We tend to think of high school reunions as opportunities to reconnect with old friends and revisit familiar places. But returning after fifty years requires a certain courage—it asks us to relinquish vanity, to face the fact that we no longer look the same as we did when we left. Inevitably, comparisons will be drawn. We can think of this as aging, or we can think of it as progress. There is a reckoning in this act. Subjecting oneself to such scrutiny takes humility and self-awareness—qualities not everyone is willing to summon. This realization gave rise to an idea for a photographic project.
I traveled from Los Angeles to my boarding school, Loomis Chaffee in Windsor, Connecticut, carrying a full studio setup: lights, backdrop, and a medium-format camera on a tripod. I set up in the common room of the dormitory that housed our class for the reunion weekend. From a list of likely attendees, I returned to my tattered 1975 yearbook and printed copies of the original studio portraits taken back then.
My idea was simple: to ask classmates to hold those old portraits while I photographed them anew. Before taking each picture, I worked with each sitter to study their original pose—the angle of the shoulders, the direction of the eyes, the tilt of the head—seeking to echo the composition of the original image as faithfully as possible.
This process gave me the unexpected gift of connection. I engaged not only with old friends but also with classmates I had scarcely known back then.
The result is both an act of remembrance and of re-seeing—a meditation on time, identity, and connection.

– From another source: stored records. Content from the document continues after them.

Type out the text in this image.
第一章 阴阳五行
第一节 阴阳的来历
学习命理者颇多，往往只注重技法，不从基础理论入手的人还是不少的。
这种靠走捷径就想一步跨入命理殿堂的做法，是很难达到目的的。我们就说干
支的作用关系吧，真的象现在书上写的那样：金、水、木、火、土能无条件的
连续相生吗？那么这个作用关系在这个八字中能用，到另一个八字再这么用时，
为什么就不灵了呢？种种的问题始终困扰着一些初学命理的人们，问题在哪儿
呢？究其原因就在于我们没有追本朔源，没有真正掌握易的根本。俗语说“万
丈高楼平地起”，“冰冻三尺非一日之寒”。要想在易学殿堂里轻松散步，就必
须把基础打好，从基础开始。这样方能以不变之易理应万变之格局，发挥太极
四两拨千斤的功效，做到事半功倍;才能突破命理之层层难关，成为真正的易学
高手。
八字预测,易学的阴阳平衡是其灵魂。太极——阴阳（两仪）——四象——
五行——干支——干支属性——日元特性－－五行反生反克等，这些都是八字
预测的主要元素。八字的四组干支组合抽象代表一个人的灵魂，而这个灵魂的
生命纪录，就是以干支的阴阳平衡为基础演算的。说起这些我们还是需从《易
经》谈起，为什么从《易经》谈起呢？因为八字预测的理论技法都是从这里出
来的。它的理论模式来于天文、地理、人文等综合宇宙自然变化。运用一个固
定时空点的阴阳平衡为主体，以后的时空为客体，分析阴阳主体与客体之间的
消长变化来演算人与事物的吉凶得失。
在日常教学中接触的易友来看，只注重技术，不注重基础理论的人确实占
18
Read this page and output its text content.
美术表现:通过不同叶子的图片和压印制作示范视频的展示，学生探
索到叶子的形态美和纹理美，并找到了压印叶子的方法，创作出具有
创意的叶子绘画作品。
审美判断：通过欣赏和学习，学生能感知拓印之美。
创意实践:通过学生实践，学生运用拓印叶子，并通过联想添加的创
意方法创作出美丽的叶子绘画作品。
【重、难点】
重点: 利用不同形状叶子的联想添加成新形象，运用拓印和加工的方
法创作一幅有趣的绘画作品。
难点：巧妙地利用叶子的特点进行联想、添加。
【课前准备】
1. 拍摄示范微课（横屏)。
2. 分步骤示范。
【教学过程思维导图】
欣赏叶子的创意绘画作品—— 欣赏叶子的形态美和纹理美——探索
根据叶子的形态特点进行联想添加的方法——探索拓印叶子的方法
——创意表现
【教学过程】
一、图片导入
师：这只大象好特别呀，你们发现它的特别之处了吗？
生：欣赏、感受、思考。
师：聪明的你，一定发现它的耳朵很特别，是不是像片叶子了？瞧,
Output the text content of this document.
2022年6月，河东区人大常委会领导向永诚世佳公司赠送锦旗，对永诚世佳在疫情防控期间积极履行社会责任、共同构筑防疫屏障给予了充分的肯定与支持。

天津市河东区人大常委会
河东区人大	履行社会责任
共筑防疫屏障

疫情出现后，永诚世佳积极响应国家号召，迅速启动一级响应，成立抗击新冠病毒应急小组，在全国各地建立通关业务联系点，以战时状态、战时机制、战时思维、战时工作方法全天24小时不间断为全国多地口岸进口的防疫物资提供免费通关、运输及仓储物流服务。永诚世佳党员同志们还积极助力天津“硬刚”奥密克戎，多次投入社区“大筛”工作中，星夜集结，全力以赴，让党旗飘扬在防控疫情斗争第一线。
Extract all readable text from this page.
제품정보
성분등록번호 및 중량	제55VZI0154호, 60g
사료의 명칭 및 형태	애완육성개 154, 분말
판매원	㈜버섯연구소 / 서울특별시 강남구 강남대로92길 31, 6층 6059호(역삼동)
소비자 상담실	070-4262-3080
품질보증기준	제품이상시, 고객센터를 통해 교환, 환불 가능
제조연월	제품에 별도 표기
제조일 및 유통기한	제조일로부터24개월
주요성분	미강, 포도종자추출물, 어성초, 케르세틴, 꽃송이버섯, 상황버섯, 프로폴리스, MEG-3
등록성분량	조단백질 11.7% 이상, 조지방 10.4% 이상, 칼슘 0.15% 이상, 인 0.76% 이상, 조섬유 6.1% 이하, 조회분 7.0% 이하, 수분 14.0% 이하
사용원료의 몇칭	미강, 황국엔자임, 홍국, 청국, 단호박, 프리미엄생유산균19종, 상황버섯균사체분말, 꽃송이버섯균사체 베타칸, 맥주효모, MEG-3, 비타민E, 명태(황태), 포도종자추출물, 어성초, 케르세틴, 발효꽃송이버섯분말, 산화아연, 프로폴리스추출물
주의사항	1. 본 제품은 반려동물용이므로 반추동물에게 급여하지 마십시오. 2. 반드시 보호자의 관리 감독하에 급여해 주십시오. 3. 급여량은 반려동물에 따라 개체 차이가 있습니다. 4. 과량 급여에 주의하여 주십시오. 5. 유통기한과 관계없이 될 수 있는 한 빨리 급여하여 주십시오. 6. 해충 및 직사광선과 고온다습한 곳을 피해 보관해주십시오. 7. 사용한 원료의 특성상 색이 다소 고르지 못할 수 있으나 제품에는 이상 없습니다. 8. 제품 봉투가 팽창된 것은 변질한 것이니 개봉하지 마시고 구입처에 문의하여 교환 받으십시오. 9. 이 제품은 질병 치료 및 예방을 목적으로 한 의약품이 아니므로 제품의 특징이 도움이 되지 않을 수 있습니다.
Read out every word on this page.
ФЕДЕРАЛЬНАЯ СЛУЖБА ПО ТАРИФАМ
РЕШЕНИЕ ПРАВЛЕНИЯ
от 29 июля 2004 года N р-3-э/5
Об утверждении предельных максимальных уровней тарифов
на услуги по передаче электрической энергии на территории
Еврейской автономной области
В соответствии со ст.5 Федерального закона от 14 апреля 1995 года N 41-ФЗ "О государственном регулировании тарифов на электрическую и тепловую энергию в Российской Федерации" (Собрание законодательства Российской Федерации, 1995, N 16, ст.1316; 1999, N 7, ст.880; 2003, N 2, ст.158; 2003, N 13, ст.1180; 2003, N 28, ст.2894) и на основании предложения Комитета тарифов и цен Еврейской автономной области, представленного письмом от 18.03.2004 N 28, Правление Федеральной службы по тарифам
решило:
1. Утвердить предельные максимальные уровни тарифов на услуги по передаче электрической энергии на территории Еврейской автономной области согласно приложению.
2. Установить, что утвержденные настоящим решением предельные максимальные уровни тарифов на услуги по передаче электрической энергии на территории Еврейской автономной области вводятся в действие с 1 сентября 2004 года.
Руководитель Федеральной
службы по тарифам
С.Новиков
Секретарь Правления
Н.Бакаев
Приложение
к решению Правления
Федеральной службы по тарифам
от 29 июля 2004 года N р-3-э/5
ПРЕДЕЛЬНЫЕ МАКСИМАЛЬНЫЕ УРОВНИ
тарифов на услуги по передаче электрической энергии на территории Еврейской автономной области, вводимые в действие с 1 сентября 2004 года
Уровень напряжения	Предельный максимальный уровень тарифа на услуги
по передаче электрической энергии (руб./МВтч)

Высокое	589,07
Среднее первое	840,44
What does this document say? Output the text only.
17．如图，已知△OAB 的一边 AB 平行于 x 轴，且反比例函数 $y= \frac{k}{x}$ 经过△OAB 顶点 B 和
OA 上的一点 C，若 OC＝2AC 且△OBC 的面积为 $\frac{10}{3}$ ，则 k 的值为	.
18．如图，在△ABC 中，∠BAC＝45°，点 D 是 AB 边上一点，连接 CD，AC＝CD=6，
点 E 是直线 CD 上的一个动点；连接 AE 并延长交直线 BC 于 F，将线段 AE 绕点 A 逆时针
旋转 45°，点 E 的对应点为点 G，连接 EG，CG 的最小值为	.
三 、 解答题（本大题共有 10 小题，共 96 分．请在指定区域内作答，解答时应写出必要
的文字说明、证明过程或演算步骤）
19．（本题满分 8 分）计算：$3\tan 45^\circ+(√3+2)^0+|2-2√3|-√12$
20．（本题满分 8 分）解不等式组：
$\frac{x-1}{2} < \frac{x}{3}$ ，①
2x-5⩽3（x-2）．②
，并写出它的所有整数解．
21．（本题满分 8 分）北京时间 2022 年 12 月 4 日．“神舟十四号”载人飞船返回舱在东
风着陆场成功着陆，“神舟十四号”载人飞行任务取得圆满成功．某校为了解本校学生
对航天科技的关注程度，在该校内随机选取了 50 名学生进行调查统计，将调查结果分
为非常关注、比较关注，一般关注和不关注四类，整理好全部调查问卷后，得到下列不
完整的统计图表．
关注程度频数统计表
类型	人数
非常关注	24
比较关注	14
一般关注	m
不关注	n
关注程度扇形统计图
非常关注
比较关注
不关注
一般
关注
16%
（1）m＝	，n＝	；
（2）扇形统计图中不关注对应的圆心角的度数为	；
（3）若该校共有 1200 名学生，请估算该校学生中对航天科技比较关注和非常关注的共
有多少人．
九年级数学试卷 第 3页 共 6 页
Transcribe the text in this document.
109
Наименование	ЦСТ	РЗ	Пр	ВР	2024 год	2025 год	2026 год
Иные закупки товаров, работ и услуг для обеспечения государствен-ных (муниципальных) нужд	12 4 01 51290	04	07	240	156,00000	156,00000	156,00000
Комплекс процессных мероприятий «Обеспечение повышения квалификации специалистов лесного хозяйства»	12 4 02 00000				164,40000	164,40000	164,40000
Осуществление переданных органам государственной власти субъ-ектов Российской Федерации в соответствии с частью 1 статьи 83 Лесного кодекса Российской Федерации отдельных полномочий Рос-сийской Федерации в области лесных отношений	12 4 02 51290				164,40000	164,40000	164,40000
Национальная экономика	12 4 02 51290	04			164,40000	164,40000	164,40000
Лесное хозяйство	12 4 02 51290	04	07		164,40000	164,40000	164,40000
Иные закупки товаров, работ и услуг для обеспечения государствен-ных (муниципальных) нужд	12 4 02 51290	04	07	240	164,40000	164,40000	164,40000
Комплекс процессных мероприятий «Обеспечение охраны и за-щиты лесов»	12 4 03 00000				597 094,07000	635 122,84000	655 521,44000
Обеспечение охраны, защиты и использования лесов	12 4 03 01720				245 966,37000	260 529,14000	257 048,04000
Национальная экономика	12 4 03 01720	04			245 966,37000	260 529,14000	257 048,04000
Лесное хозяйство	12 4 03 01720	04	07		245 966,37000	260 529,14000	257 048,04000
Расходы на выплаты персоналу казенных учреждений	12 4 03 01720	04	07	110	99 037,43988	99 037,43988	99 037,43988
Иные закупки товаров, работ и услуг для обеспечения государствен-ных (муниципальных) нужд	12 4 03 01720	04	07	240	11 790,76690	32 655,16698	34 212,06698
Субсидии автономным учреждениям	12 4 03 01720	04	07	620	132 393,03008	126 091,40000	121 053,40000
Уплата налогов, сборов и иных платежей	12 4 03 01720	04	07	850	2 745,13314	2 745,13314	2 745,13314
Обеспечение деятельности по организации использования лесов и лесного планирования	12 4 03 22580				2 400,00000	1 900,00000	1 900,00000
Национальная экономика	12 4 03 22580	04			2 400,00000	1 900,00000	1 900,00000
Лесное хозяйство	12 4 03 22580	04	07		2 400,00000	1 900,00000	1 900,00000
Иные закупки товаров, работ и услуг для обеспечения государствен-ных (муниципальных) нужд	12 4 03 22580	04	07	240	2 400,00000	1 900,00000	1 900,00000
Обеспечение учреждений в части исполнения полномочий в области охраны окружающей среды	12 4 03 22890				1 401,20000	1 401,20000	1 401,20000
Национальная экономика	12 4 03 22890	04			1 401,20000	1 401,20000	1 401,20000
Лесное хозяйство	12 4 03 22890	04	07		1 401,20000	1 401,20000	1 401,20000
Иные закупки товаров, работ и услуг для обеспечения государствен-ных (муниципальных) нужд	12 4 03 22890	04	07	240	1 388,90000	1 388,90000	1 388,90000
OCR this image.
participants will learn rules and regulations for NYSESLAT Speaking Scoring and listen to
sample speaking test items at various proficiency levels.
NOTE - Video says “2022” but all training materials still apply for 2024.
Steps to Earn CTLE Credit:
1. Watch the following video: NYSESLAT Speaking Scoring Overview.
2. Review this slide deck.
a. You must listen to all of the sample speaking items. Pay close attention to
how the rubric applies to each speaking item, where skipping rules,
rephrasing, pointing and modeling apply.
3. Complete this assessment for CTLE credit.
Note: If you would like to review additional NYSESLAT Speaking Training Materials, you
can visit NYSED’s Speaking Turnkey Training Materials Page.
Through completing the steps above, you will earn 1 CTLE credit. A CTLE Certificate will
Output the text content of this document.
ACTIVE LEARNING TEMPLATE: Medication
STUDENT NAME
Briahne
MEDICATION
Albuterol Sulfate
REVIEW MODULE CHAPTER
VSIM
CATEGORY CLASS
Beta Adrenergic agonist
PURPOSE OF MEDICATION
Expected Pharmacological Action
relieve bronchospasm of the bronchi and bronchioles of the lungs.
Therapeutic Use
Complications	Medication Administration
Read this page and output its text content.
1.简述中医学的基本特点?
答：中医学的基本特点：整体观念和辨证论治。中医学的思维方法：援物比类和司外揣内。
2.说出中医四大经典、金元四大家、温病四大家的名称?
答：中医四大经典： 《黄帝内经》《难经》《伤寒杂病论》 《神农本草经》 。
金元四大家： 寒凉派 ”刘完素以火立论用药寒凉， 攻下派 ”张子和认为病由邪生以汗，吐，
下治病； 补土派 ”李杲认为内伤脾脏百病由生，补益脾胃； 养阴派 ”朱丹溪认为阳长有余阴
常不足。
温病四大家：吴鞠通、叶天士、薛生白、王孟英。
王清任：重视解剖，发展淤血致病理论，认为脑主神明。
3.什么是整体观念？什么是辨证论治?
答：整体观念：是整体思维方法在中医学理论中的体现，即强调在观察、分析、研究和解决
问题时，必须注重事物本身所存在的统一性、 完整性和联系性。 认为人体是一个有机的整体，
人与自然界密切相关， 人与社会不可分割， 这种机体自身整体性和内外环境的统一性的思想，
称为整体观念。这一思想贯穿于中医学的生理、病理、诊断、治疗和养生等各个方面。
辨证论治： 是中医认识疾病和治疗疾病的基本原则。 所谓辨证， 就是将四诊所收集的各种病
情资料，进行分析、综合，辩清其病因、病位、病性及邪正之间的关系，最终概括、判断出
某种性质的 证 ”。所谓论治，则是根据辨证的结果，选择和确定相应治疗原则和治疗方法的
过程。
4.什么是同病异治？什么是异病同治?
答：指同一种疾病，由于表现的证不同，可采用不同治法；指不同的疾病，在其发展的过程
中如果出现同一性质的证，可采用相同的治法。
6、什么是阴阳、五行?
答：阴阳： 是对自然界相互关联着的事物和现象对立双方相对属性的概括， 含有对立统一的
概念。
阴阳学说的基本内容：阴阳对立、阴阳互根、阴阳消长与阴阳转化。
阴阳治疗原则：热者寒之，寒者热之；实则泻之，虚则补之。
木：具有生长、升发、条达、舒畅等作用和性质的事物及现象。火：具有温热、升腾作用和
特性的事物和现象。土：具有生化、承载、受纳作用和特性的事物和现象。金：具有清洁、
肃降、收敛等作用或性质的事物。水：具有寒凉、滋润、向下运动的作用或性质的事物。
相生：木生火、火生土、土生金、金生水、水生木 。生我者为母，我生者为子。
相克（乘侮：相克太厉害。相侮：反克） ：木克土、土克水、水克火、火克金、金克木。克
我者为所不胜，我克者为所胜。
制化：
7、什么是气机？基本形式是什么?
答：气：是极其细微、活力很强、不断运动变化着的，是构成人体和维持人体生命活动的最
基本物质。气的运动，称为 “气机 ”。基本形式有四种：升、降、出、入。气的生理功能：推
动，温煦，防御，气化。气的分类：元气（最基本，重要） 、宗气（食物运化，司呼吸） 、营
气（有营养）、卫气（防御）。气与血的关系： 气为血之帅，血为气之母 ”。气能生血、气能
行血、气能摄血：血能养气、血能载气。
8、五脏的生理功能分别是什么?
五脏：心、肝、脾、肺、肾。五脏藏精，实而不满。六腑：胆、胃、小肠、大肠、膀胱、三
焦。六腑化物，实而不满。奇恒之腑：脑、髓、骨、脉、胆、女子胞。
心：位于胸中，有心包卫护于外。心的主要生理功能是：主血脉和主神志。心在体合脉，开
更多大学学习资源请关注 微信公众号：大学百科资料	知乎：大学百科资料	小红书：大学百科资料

This project carries a particular personal resonance. It was at Loomis under the guidance of Walter Rabetz that I discovered how essential photography would become to my life. Indeed the very first rolls of film I ever shot were processed in a darkroom only a few yards from where these pictures were taken. It takes only one great teacher to alter the course of one’s life. For me, that teacher was Walter. It is in his honor that I present this portfolio of photographs.